Gray lo observó. Sabía perfectamente qué estaba pensando su adversario; los políticos eran demasiado transparentes. Ben Hamilton había deseado ese cargo más que nada en el mundo. Había cumplido pacientemente con su deber, esperando a que Brennan acabara sus dos mandatos antes de que le llegara el turno de ponerse la Corona Americana. Ahora tenía el trono, pero ¿sabía hacer su trabajo? Desde el punto de vista de Gray, ni por asomo. Ben Hamilton no valía ni para vicepresidente.
La jefa del Gabinete irrumpió en la sala, seguida de un agente del Servicio Secreto.
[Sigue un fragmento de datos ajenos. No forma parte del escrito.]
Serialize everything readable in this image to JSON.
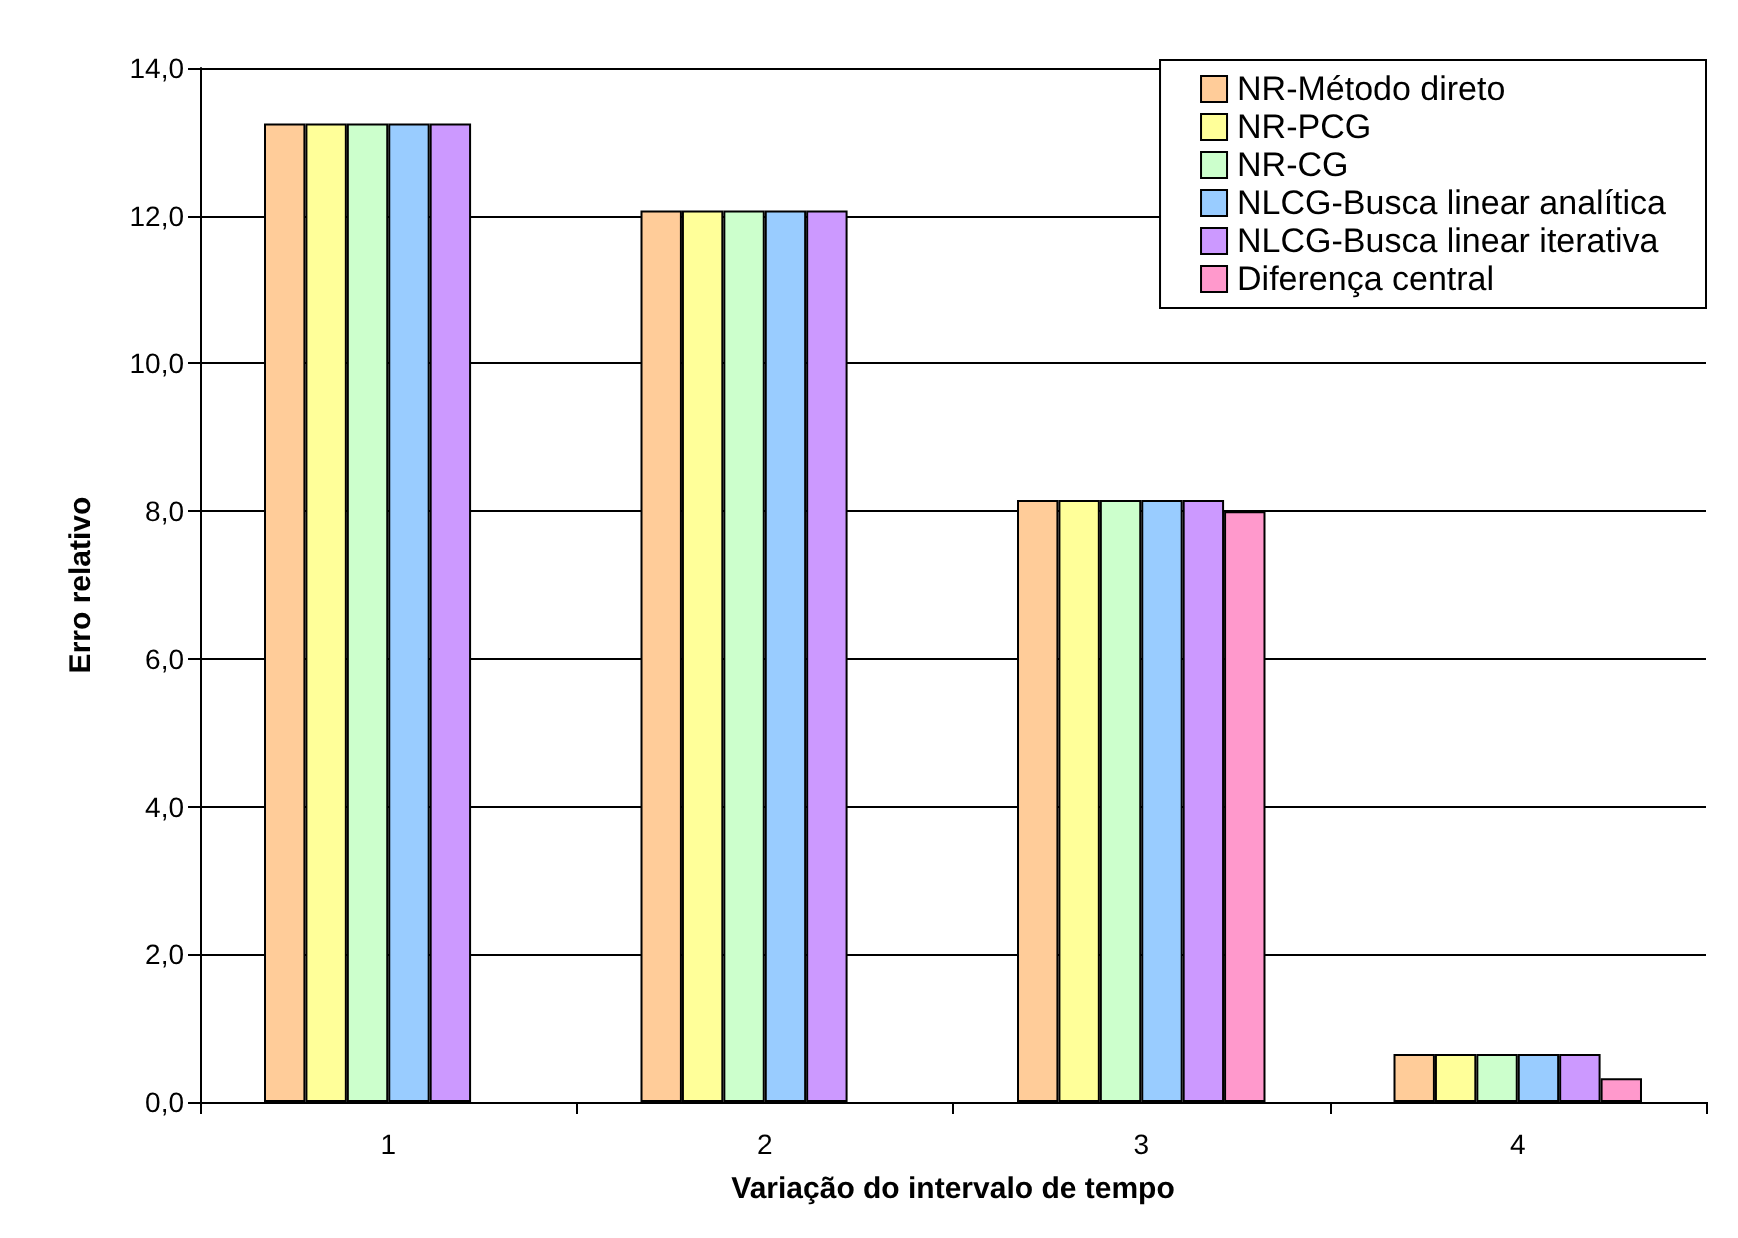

—Señor —exclamó—, acabamos de recibir un comunicado de Al Yazira. Los secuestradores han revelado el lugar donde liberarán al presidente.
—¿Dónde? —preguntó Hamilton.
—En Medina.
—¡Medina! —exclamó Hamilton—. ¿Cómo coño han sacado a Brennan del país y lo han llevado hasta Arabia Saudí?
—En un avión privado desde un aeropuerto privado —respondió Gray—. No es tan complicado.
Hamilton enrojeció de ira.
—Nos gastamos miles de millones en seguridad aérea y fronteriza y logran escaparse con el presidente de EE. UU. hasta Oriente Medio. —Miró a Gray de hito en hito como si pensara despedirle en aquel preciso instante.
—Tiene sentido —se apresuró a decir Gray—. Después de la Meca, Medina es la ciudad más sagrada del mundo musulmán.
—Ponte en contacto con los saudíes —ordenó Hamilton a la jefa del Gabinete— y diles que EE. UU. se anexionará Medina hasta que recuperemos a Brennan. —Miró a Gray—. Quiero que todos los recursos militares y de inteligencia se concentren en esa zona.
—Ahora mismo pongo manos a la obra, señor —dijo Gray mientras se levantaba. Quería abandonar la sala lo antes posible.